To join the experiment, you typically need to run the code (implementing the model, data streaming, training loop, etc.) from a repository or a Colab notebook provided by the authors of the experiment. This is no different from running any other open source project/Colab notebook.

Q: Can a malicious participant influence the training outcome?

A: It is indeed possible unless we use some defense mechanisms. For instance, a malicious participant can damage model weights by sending large numbers instead of correct gradients. The same can happen due to broken hardware or misconfiguration.

One possible defense is using authentication combined with model checkpointing. In this case, participants should log in (e.g. with their Hugging Face account) to interact with the rest of the collaboration. In turn, moderators can screen potential participants and add them to an allowlist.

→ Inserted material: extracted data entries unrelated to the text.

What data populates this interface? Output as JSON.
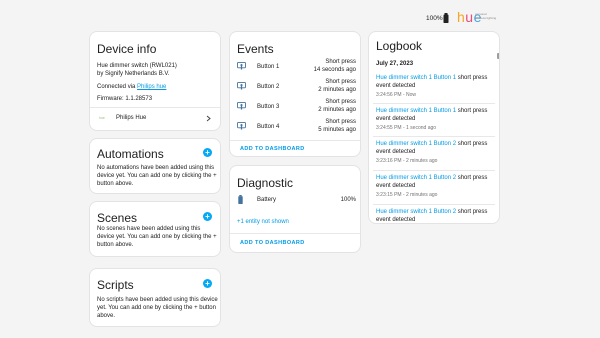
{
  "header": {
    "battery_pct": "100%",
    "brand_word": "hue",
    "brand_tag": "personal wireless lighting"
  },
  "device_info": {
    "title": "Device info",
    "model_line1": "Hue dimmer switch (RWL021)",
    "model_line2": "by Signify Netherlands B.V.",
    "connected_prefix": "Connected via ",
    "connected_link": "Philips hue",
    "firmware": "Firmware: 1.1.28573",
    "integration_label": "Philips Hue",
    "integration_logo": "hue"
  },
  "automations": {
    "title": "Automations",
    "text": "No automations have been added using this device yet. You can add one by clicking the + button above."
  },
  "scenes": {
    "title": "Scenes",
    "text": "No scenes have been added using this device yet. You can add one by clicking the + button above."
  },
  "scripts": {
    "title": "Scripts",
    "text": "No scripts have been added using this device yet. You can add one by clicking the + button above."
  },
  "events": {
    "title": "Events",
    "items": [
      {
        "name": "Button 1",
        "state": "Short press",
        "time": "14 seconds ago"
      },
      {
        "name": "Button 2",
        "state": "Short press",
        "time": "2 minutes ago"
      },
      {
        "name": "Button 3",
        "state": "Short press",
        "time": "2 minutes ago"
      },
      {
        "name": "Button 4",
        "state": "Short press",
        "time": "5 minutes ago"
      }
    ],
    "add_label": "ADD TO DASHBOARD"
  },
  "diagnostic": {
    "title": "Diagnostic",
    "entity_name": "Battery",
    "entity_value": "100%",
    "hidden_text": "+1 entity not shown",
    "add_label": "ADD TO DASHBOARD"
  },
  "logbook": {
    "title": "Logbook",
    "date": "July 27, 2023",
    "entries": [
      {
        "entity": "Hue dimmer switch 1 Button 1",
        "message": " short press event detected",
        "time": "3:24:56 PM - Now"
      },
      {
        "entity": "Hue dimmer switch 1 Button 1",
        "message": " short press event detected",
        "time": "3:24:55 PM - 1 second ago"
      },
      {
        "entity": "Hue dimmer switch 1 Button 2",
        "message": " short press event detected",
        "time": "3:23:16 PM - 2 minutes ago"
      },
      {
        "entity": "Hue dimmer switch 1 Button 2",
        "message": " short press event detected",
        "time": "3:23:15 PM - 2 minutes ago"
      },
      {
        "entity": "Hue dimmer switch 1 Button 2",
        "message": " short press event detected",
        "time": ""
      }
    ]
  },
  "colors": {
    "accent": "#03a9f4",
    "link": "#039be5",
    "background": "#f4f4f4"
  }
}
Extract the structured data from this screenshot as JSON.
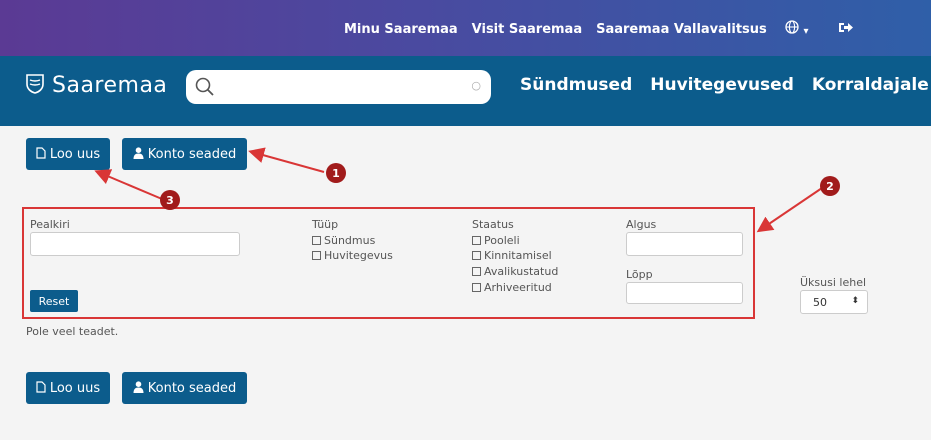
{
  "topbar": {
    "links": [
      "Minu Saaremaa",
      "Visit Saaremaa",
      "Saaremaa Vallavalitsus"
    ],
    "language_icon": "globe-icon",
    "logout_icon": "logout-icon"
  },
  "header": {
    "logo_text": "Saaremaa",
    "search": {
      "value": "",
      "placeholder": ""
    },
    "nav": [
      "Sündmused",
      "Huvitegevused",
      "Korraldajale"
    ]
  },
  "actions": {
    "new_label": "Loo uus",
    "settings_label": "Konto seaded"
  },
  "filters": {
    "title_label": "Pealkiri",
    "type_label": "Tüüp",
    "type_options": [
      "Sündmus",
      "Huvitegevus"
    ],
    "status_label": "Staatus",
    "status_options": [
      "Pooleli",
      "Kinnitamisel",
      "Avalikustatud",
      "Arhiveeritud"
    ],
    "start_label": "Algus",
    "end_label": "Lõpp",
    "reset_label": "Reset"
  },
  "per_page": {
    "label": "Üksusi lehel",
    "value": "50"
  },
  "empty_message": "Pole veel teadet.",
  "callouts": [
    "1",
    "2",
    "3"
  ],
  "colors": {
    "primary": "#0c5c8c",
    "annotation": "#d93636"
  }
}
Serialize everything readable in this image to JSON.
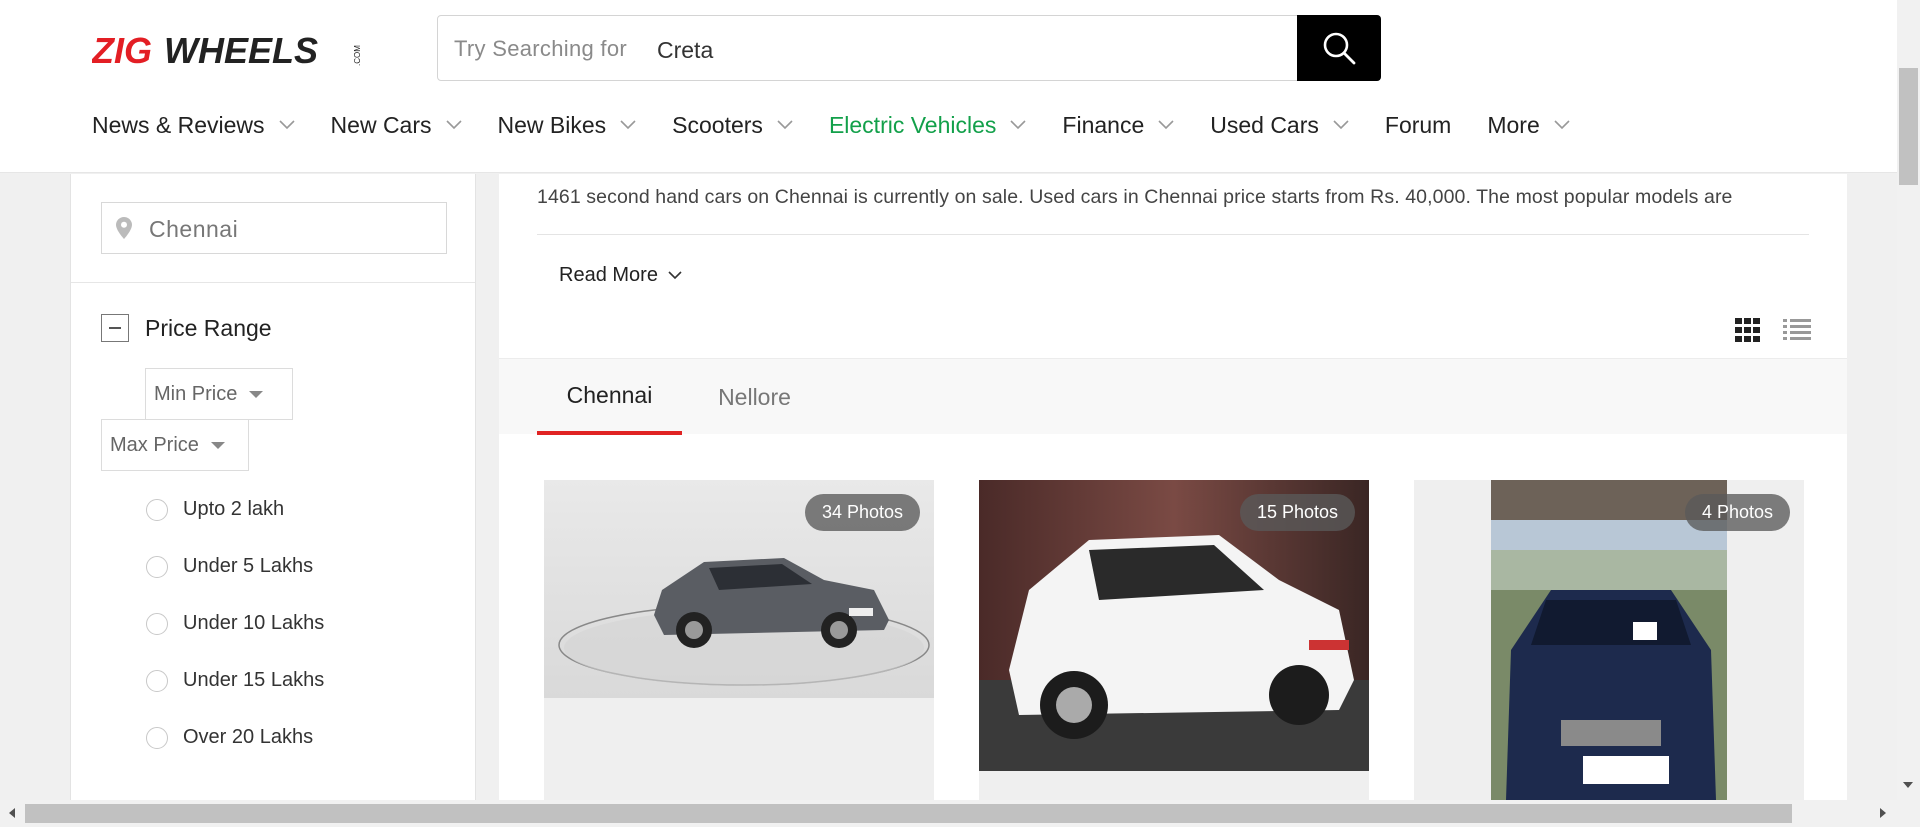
{
  "header": {
    "logo_text": "ZIGWHEELS.COM",
    "search": {
      "placeholder": "Try Searching for",
      "value": "Creta"
    },
    "nav": [
      {
        "label": "News & Reviews",
        "has_dropdown": true
      },
      {
        "label": "New Cars",
        "has_dropdown": true
      },
      {
        "label": "New Bikes",
        "has_dropdown": true
      },
      {
        "label": "Scooters",
        "has_dropdown": true
      },
      {
        "label": "Electric Vehicles",
        "has_dropdown": true,
        "color": "#12a04a"
      },
      {
        "label": "Finance",
        "has_dropdown": true
      },
      {
        "label": "Used Cars",
        "has_dropdown": true
      },
      {
        "label": "Forum",
        "has_dropdown": false
      },
      {
        "label": "More",
        "has_dropdown": true
      }
    ]
  },
  "sidebar": {
    "city_value": "Chennai",
    "price_range": {
      "title": "Price Range",
      "min_label": "Min Price",
      "max_label": "Max Price",
      "options": [
        "Upto 2 lakh",
        "Under 5 Lakhs",
        "Under 10 Lakhs",
        "Under 15 Lakhs",
        "Over 20 Lakhs"
      ]
    }
  },
  "main": {
    "description": "1461 second hand cars on Chennai is currently on sale. Used cars in Chennai price starts from Rs. 40,000. The most popular models are",
    "read_more": "Read More",
    "tabs": [
      {
        "label": "Chennai",
        "active": true
      },
      {
        "label": "Nellore",
        "active": false
      }
    ],
    "cards": [
      {
        "photos": "34 Photos"
      },
      {
        "photos": "15 Photos"
      },
      {
        "photos": "4 Photos"
      }
    ]
  },
  "colors": {
    "accent_red": "#e02323",
    "ev_green": "#12a04a",
    "logo_red": "#e31e24"
  }
}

If something goes wrong (e.g. a participant sends invalid gradients and the model diverges), the moderators remove them from the list and revert the model to the latest checkpoint unaffected by the attack.
Nice bonus: using this data, the moderators can acknowledge the personal contribution of each participant.
Another defense is replacing the naive averaging of the peers' gradients with an aggregation technique that is robust to outliers.Karimireddy et al. (2020) suggested such a technique (named CenteredClip) and proved that it does not significantly affect the model's convergence.
In our case, CenteredClip is useful but not enough to protect from malicious participants, since it implies that the CenteredClip procedure itself is performed by a trusted server. By contrast, in our decentralized system, all participants can aggregate a part of the gradients, and we cannot assume any of them to be trusted.
Recently, Gorbunov et al. (2021) proposed a robust aggregation protocol for decentralized systems that does not require this assumption. This protocol uses CenteredClip as a subroutine but is able to detect and ban participants who performed it incorrectly.

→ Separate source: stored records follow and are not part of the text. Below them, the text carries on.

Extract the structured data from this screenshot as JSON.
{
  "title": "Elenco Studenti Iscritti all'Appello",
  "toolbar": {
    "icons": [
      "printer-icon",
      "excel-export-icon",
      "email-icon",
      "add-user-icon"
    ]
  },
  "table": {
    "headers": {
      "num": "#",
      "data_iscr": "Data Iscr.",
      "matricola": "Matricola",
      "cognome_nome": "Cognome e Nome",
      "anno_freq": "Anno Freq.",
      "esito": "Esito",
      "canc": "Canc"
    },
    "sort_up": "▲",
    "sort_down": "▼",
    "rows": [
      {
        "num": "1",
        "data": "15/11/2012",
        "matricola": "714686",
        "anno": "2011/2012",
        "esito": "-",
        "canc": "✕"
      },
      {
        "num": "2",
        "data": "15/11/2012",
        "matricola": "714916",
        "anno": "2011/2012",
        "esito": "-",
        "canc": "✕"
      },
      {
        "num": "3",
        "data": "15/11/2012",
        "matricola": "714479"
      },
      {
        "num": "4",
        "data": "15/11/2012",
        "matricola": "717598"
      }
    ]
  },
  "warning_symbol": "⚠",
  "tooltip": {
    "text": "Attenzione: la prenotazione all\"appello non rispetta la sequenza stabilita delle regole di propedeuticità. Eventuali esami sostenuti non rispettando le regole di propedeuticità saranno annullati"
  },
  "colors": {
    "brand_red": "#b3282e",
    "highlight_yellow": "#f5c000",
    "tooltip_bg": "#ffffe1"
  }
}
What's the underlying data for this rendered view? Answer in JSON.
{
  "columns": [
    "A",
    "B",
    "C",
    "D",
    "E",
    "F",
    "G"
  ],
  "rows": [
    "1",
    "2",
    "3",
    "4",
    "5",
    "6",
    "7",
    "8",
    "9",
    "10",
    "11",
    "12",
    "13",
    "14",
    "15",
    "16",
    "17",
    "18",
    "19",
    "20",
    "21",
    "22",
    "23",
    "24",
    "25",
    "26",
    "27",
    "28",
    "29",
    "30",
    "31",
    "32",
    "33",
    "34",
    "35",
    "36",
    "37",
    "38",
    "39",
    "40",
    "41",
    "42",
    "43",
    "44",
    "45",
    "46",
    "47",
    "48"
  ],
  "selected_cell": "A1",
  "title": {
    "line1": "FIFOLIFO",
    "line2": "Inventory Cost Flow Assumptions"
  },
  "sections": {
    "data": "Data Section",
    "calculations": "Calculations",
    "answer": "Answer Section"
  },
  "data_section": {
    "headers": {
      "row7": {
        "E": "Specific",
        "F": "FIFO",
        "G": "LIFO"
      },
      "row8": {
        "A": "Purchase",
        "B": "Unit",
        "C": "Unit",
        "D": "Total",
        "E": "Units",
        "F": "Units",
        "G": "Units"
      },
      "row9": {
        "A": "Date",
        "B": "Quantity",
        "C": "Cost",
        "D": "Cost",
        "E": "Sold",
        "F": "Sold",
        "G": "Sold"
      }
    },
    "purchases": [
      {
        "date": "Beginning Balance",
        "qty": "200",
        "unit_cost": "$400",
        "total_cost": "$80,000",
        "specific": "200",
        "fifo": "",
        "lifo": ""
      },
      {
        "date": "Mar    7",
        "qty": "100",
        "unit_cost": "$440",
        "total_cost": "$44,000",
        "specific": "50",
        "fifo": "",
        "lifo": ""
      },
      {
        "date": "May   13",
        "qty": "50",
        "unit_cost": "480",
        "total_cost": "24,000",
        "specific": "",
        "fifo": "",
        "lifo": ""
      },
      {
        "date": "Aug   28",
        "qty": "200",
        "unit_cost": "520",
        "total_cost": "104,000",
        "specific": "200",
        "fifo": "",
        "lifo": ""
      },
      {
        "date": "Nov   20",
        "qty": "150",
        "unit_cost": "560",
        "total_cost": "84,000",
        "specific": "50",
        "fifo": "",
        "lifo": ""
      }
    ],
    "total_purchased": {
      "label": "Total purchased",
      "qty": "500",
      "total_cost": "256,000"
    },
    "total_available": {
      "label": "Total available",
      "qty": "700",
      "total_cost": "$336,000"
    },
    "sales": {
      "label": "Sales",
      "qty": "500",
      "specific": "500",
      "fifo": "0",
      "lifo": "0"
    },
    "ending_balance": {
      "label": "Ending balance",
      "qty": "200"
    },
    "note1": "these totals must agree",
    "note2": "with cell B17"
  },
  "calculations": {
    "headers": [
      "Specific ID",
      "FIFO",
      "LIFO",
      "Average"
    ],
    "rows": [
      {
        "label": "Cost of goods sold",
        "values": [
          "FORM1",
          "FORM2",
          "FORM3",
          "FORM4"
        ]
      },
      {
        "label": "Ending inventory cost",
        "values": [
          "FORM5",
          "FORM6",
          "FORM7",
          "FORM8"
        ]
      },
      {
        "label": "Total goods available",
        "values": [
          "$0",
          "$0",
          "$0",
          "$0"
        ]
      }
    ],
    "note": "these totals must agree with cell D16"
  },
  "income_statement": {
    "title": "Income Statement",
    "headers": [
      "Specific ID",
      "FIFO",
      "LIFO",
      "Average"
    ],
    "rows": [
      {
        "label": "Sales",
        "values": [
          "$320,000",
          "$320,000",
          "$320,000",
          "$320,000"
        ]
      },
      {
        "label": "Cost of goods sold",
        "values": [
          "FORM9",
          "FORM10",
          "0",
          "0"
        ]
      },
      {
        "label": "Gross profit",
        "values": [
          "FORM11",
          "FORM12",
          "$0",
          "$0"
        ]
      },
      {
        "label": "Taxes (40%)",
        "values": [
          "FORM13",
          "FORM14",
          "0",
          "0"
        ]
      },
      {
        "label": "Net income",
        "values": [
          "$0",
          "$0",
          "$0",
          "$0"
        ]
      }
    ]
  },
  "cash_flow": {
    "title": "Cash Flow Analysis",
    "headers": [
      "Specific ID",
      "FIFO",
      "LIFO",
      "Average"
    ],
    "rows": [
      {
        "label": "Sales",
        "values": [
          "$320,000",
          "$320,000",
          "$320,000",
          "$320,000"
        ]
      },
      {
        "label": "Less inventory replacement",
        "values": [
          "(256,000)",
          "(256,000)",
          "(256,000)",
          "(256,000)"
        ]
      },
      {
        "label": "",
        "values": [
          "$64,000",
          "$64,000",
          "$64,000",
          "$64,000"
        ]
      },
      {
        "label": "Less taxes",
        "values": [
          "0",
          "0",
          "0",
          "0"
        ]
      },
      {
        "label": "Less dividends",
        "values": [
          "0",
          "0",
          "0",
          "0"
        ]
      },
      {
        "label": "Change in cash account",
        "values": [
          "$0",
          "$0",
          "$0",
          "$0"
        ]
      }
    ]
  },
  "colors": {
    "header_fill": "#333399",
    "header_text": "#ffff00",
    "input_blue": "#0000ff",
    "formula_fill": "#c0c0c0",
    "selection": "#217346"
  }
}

In this section, we provide a recipe for you to run a collaborative training experiment yourself.

Got confused? Feel free to ask any questions in our Discord!

Set up dataset streaming:
- Upload your dataset to the Hugging Face Hub in a streaming-friendly format (example).
- Set up dataset streaming (see the "Memory-Efficient Training" section).
Write the code of training peers (example):
- Implement your model, set up dataset streaming, and write the training loop.
- Get familiar with the hivemind library (quickstart).
- In the training loop, wrap up your PyTorch optimizer withhivemind.Optimizer (example).
(optional) Write the code of auxiliary peers (example):
- Auxiliary peers are a special kind of peers responsible for logging experiment progress (e.g., to Weights & Biases) and uploading model checkpoints (e.g., to Hugging Face Hub).
- Such peers don't need to calculate gradients and may be launched on cheap machines without GPUs.
- They can serve as a convenient entry point tohivemind.DHT (i.e., their address can be specified as initial_peers).
- It is useful to fix their address by providing host_maddrs and identity_path arguments to hivemind.DHT (these are forwarded to the underlying libp2p daemon).
(optional) Make it easier for other people to join:
- Create notebooks for free GPU providers (Google Colab, Kaggle, AWS SageMaker, etc.). People may run them online and/or download and run them on their own hardware.
- Create a Hugging Face organization with all resources related to the training (dataset, model, inference demo, how-to-join walkthrough, links to a dashboard with loss and other metrics, etc.). Look at ours for an example.
- Set up an authentication system (see the "Security" section). For example, you can ask people to join your organization with their Hugging Face accounts (the website allows either sharing a link for joining or manually approving new participants). This allows you to screen the peers, acknowledge their contributions (e.g., make a leaderboard), and ban accounts who behave maliciously. You can use our authentication system or deploy your own (our server implementation might be a good start).
- Set up an inference demo for your model (e.g., using Spaces) or a script that periodically uploads the inference results to show the training progress.